Sample standard deviation can be expressed as \[\sigma =\sqrt{{{\sigma }^{2}}}=\sqrt{\dfrac{1}{n}\sum{{{\left( {{x}_{i}}-\overline{x} \right)}^{2}}}}\].
It is given that the standard deviation is 0. Putting the values, we get \[0=\sqrt{\dfrac{1}{100}\sum{{{\left( {{x}_{i}}-\overline{x} \right)}^{2}}}}\].
The simplification gives \[0=\sqrt{\dfrac{1}{100}\sum{{{\left( {{x}_{i}}-\overline{x} \right)}^{2}}}}\Rightarrow \sum{{{\left( {{x}_{i}}-\overline{x} \right)}^{2}}}=0\].

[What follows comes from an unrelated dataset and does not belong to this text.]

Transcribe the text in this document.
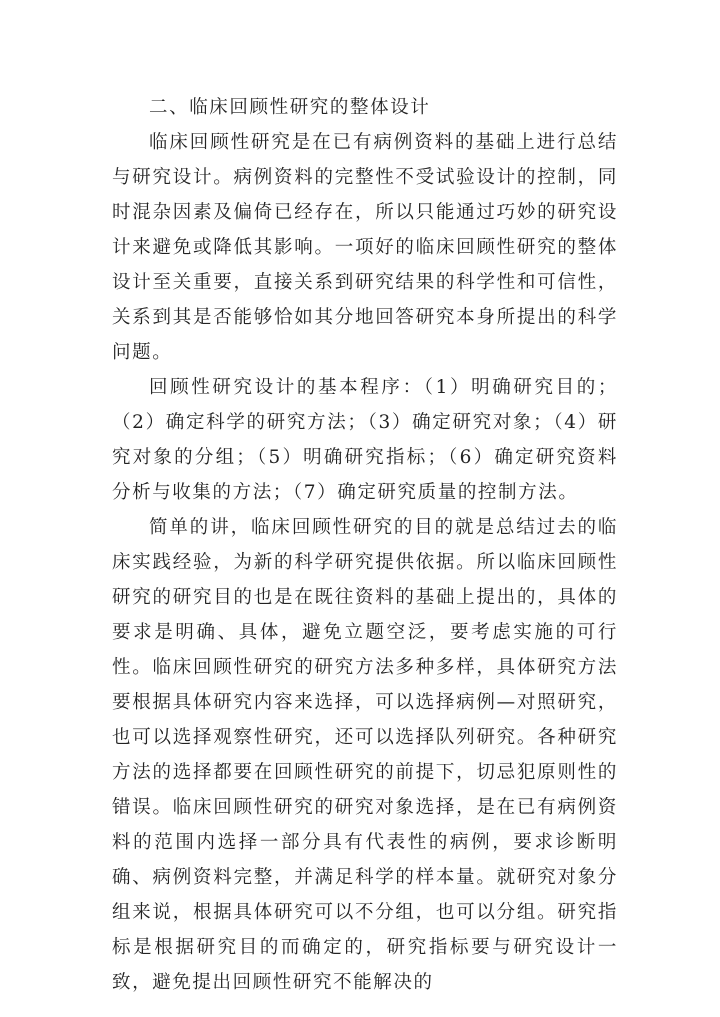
二、临床回顾性研究的整体设计

临床回顾性研究是在已有病例资料的基础上进行总结与研究设计。病例资料的完整性不受试验设计的控制，同时混杂因素及偏倚已经存在，所以只能通过巧妙的研究设计来避免或降低其影响。一项好的临床回顾性研究的整体设计至关重要，直接关系到研究结果的科学性和可信性，关系到其是否能够恰如其分地回答研究本身所提出的科学问题。

回顾性研究设计的基本程序：（1）明确研究目的；（2）确定科学的研究方法；（3）确定研究对象；（4）研究对象的分组；（5）明确研究指标；（6）确定研究资料分析与收集的方法；（7）确定研究质量的控制方法。

简单的讲，临床回顾性研究的目的就是总结过去的临床实践经验，为新的科学研究提供依据。所以临床回顾性研究的研究目的也是在既往资料的基础上提出的，具体的要求是明确、具体，避免立题空泛，要考虑实施的可行性。临床回顾性研究的研究方法多种多样，具体研究方法要根据具体研究内容来选择，可以选择病例—对照研究，也可以选择观察性研究，还可以选择队列研究。各种研究方法的选择都要在回顾性研究的前提下，切忌犯原则性的错误。临床回顾性研究的研究对象选择，是在已有病例资料的范围内选择一部分具有代表性的病例，要求诊断明确、病例资料完整，并满足科学的样本量。就研究对象分组来说，根据具体研究可以不分组，也可以分组。研究指标是根据研究目的而确定的，研究指标要与研究设计一致，避免提出回顾性研究不能解决的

The sum of squares is 0 which gives individual terms to be equal to 0.
So, \[\left( {{x}_{i}}-\overline{x} \right)=0\]. The simplification gives \[{{x}_{i}}=\overline{x}\].This means every entry of ${{x}_{i}}=\overline{x}=50$. Everyone had a score of exactly 50.

So, the correct answer is “Option C”.

Note: These all-required attributes are the measurement of central tendency and dispersion. The sample mean is part of central tendency and sample standard deviation is part of dispersion.